The usual principle of garbage collection in programming languages is that GC should not affect the observable behaviour of the program (except for resource usage). Capsicum's kill-on-close() behaviour violates that principle.

kill-on-close() is based on the assumption that the launcher of a subprocess always wants to check the subprocess's exit status. But this is not always the case. Exit status is just one communications channel, but not one we always care about. It's common to launch a process to communicate with it via IPC without wanting to have to wait() for it. (Double fork()ing is a way to do this in POSIX without leaving a zombie process.) Many processes are fire-and-forget.

The situation is analogous for threads. pthreads provides pthread_detach() and PTHREAD_CREATE_DETACHED as a way to launch a thread without having to pthread_join() it.

In Python, when you create a thread, you get a Thread object back, but if the Thread object is GC'd the thread won't be killed. In fact, finalisation of a thread object is implemented using pthread_detach() on Unix.

I know of one language implementation that (as I recall) will GC threads, Mozart/Oz, but this only happens when a thread can have no further observable effects. In Oz, if a thread blocks waiting for the resolution of a logic variable that can never be resolved (because no other thread holds a reference to it), then the thread can be GC'd. So deadlocked threads can be GC'd just fine. Similarly, if a thread holds no communications channels to the outside world, it can be GC'd safely.

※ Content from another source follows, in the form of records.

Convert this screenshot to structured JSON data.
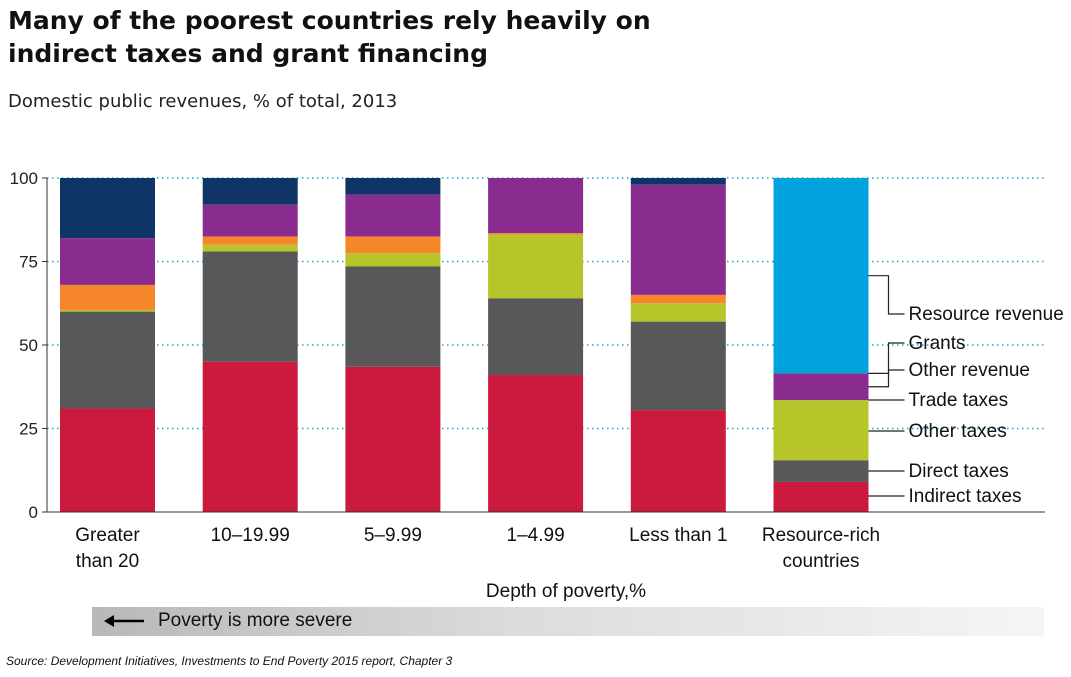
{
  "header": {
    "title": "Many of the poorest countries rely heavily on indirect taxes and grant financing",
    "subtitle": "Domestic public revenues, % of total, 2013"
  },
  "footer": {
    "arrow_label": "Poverty is more severe",
    "source": "Source: Development Initiatives, Investments to End Poverty 2015 report, Chapter 3"
  },
  "chart_data": {
    "type": "bar",
    "stacked": true,
    "title": "Many of the poorest countries rely heavily on indirect taxes and grant financing",
    "subtitle": "Domestic public revenues, % of total, 2013",
    "xlabel": "Depth of poverty,%",
    "ylabel": "",
    "ylim": [
      0,
      100
    ],
    "yticks": [
      0,
      25,
      50,
      75,
      100
    ],
    "grid": "dotted horizontal at ticks",
    "legend": "right, labels beside last bar",
    "categories": [
      [
        "Greater",
        "than 20"
      ],
      [
        "10–19.99"
      ],
      [
        "5–9.99"
      ],
      [
        "1–4.99"
      ],
      [
        "Less than 1"
      ],
      [
        "Resource-rich",
        "countries"
      ]
    ],
    "series": [
      {
        "name": "Indirect taxes",
        "color": "#cc1a3e",
        "values": [
          31,
          45,
          43.5,
          41,
          30.5,
          9
        ]
      },
      {
        "name": "Direct taxes",
        "color": "#58585a",
        "values": [
          29,
          33,
          30,
          23,
          26.5,
          6.5
        ]
      },
      {
        "name": "Other taxes",
        "color": "#b6c52a",
        "values": [
          0.5,
          2,
          4,
          19,
          5.5,
          18
        ]
      },
      {
        "name": "Trade taxes",
        "color": "#f5862a",
        "values": [
          7.5,
          2.5,
          5,
          0.5,
          2.5,
          0
        ]
      },
      {
        "name": "Other revenue",
        "color": "#8a2c8f",
        "values": [
          14,
          9.5,
          12.5,
          16.5,
          33,
          8
        ]
      },
      {
        "name": "Grants",
        "color": "#0f3566",
        "values": [
          18,
          8,
          5,
          0,
          2,
          0
        ]
      },
      {
        "name": "Resource revenue",
        "color": "#00a3db",
        "values": [
          0,
          0,
          0,
          0,
          0,
          58.5
        ]
      }
    ],
    "legend_order": [
      "Resource revenue",
      "Grants",
      "Other revenue",
      "Trade taxes",
      "Other taxes",
      "Direct taxes",
      "Indirect taxes"
    ]
  }
}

Admittedly, Unix already violates this GC principle by the finalisation of pipe FDs and socket FDs, because dropping one endpoint of the socket/pipe pair is visible as an EOF condition on the other endpoint. However, this is usually used to free up resources or to unblock a process that would otherwise fail to make progress. Dropping a process descriptor would halt progress -- the opposite. Socket/pipe EOF can be used to do this too, but it is less common, and I'm not sure we should encourage this.

However, aside from this complaint, process descriptors are a good idea. It would be good to see them implemented in Linux.